Being a hardcore gamer is not an easy “job” – you have to invest large amounts of money into cutting-edge hardware, and just when you think you have the best gaming rig, something better pops up. As if that’s not enough, you might find yourself in the situation of having to use multiple operating systems, which will lead you to one crucial question: what’s the best approach for getting everything working just right? When it comes to using multiple operating systems and gaming on a single machine, is dual-booting the better choice, or will virtual machines get the job done just as good?

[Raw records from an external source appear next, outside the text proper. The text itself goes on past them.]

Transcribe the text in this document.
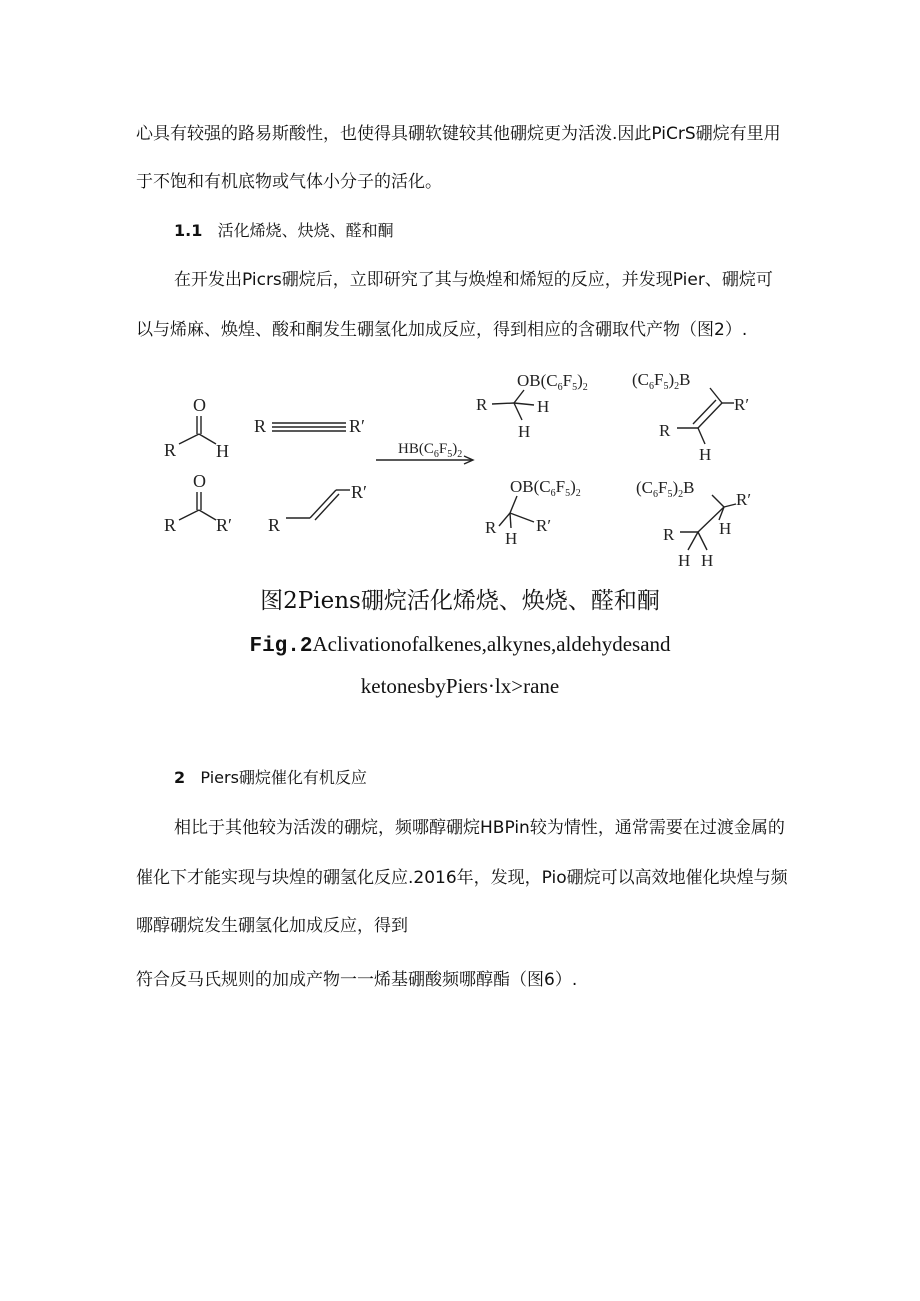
心具有较强的路易斯酸性，也使得具硼软键较其他硼烷更为活泼.因此PiCrS硼烷有里用
于不饱和有机底物或气体小分子的活化。
1.1 活化烯烧、炔烧、醛和酮
在开发出Picrs硼烷后，立即研究了其与焕煌和烯短的反应，并发现Pier、硼烷可
以与烯麻、焕煌、酸和酮发生硼氢化加成反应，得到相应的含硼取代产物（图2）.
O
R H
R	R′
O
R R′ R
R′
$HB(C_6F_5)_2$
$OB(C_6F_5)_2$
R	H
H
$(C_6F_5)_2B$
R′
R
H
$OB(C_6F_5)_2$
R R′
H
$(C_6F_5)_2B$
R′
H
R
H H
图2Piens硼烷活化烯烧、焕烧、醛和酮
Fig.2Aclivationofalkenes,alkynes,aldehydesand
ketonesbyPiers·lx>rane
2 Piers硼烷催化有机反应
相比于其他较为活泼的硼烷，频哪醇硼烷HBPin较为情性，通常需要在过渡金属的
催化下才能实现与块煌的硼氢化反应.2016年，发现，Pio硼烷可以高效地催化块煌与频
哪醇硼烷发生硼氢化加成反应，得到
符合反马氏规则的加成产物一一烯基硼酸频哪醇酯（图6）.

Convenience vs. Performance
Dual-boot and virtualization are both use for the same final purpose: being able to run multiple operating systems on a single machine. However, each approach works differently, and thus they’re not both appropriate for all tasks.

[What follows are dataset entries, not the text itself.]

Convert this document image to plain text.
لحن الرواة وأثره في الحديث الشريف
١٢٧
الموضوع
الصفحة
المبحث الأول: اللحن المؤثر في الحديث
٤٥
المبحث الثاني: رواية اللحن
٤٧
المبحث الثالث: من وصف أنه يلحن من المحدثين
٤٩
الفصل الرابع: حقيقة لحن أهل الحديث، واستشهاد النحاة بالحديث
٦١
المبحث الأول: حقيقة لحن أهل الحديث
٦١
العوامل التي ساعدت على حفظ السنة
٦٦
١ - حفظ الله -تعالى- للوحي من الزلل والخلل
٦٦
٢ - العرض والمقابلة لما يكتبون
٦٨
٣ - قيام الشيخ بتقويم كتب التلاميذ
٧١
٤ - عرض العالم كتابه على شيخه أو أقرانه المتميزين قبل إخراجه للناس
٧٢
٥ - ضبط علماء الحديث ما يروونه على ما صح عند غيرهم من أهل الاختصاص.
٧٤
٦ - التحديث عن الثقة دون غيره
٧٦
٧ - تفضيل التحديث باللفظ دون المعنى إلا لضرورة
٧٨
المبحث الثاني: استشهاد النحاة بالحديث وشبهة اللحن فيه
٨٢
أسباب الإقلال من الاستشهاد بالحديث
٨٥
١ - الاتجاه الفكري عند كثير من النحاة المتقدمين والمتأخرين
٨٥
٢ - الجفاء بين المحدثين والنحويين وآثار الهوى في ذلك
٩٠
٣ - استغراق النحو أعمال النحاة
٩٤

Virtual machines are exactly what their name suggests – virtual computers that run inside your own real computer. The main advantage of virtual machines is that they run inside the main operating system, and as long as your hardware can keep up the pace, you can have multiple virtual machines running simultaneously, each machine being able to run a different operating system. By running inside the operating system, virtual machines are easy to manage, configure and deploy, thus being very convenient if you need to quickly switch between operating systems, as you don’t have to restart your PC and wait for everything to load over and over again.

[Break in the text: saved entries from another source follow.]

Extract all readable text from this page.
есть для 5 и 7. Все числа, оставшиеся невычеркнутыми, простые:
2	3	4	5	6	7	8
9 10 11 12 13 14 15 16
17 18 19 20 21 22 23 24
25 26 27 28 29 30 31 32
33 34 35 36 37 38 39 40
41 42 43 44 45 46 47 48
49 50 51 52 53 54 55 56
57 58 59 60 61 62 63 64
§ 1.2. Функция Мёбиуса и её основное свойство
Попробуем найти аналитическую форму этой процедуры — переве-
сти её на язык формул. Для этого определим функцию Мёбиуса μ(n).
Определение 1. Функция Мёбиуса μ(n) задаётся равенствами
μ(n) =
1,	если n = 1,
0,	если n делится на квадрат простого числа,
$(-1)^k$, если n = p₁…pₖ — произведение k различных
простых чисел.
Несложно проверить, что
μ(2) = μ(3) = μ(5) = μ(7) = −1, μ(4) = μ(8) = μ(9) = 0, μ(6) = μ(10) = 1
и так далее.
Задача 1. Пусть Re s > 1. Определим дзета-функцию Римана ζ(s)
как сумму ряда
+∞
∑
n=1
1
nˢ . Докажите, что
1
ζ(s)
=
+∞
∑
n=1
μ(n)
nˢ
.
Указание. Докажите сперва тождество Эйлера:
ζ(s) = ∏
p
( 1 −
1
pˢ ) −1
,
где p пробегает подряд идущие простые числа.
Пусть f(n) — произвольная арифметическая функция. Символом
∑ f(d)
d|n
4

Dual-booting implies installing two operating systems on a PC. Unlike the case of running virtual machines, in a dual-boot system you have to restart the PC every time you want to switch between operating systems. Installing the two operating systems also requires considerably more work and configuration. So far all these aspects seem to indicate that dual-boot is far less convenient than running virtual machines, so you might expect there’s a catch, and there is: dual-booting means that each system gets exclusive access to the hardware in your PC. In other usage scenarios, this might not mean much, but when it comes to gaming, it’s a complete game-changer. Literally.
Virtual machines get limited access to hardware, as they run as “guests” inside the main operating system. For example, if you’re running a PC with a dual-core processor and 4GB of RAM, one core of the processor and 2GB of RAM might be used by the host operating system, leaving the guest operating system with just one core and the other 2GB of RAM. This basically cuts down the performance of both the host and the guest operating systems to 50%. When you’re running a powerful gaming machine, with quad-core, hexa-core or even octa-core processors and tons of RAM, having the host operating system consume a chunk of those resources might not seem like such a big deal, but gamers tend to hold on to every bit of computing power, as recent games are power-hungry.
However, the key factor that prevent virtual machines from being adequate solutions is the fact that they can’t access and use the hardware as efficiently as a separate operating system does. Ironically, the main component that can’t be fully taken advantage of via a virtual machine is the graphics card, which also happens to be the most important component when it comes to gaming. There is a VGA pass-through procedure that should allow you to give the virtual machine direct access to the video card, but setting it up is a lengthy and complicated process.
Dual-boot may seem a bit inconvenient at first, requiring you to install and configure two separate operating systems, and have to go through “the pain” of a system reboot every time you want to switch, but it’s still far better than having to go through the pain of seeing your games shutter or lag.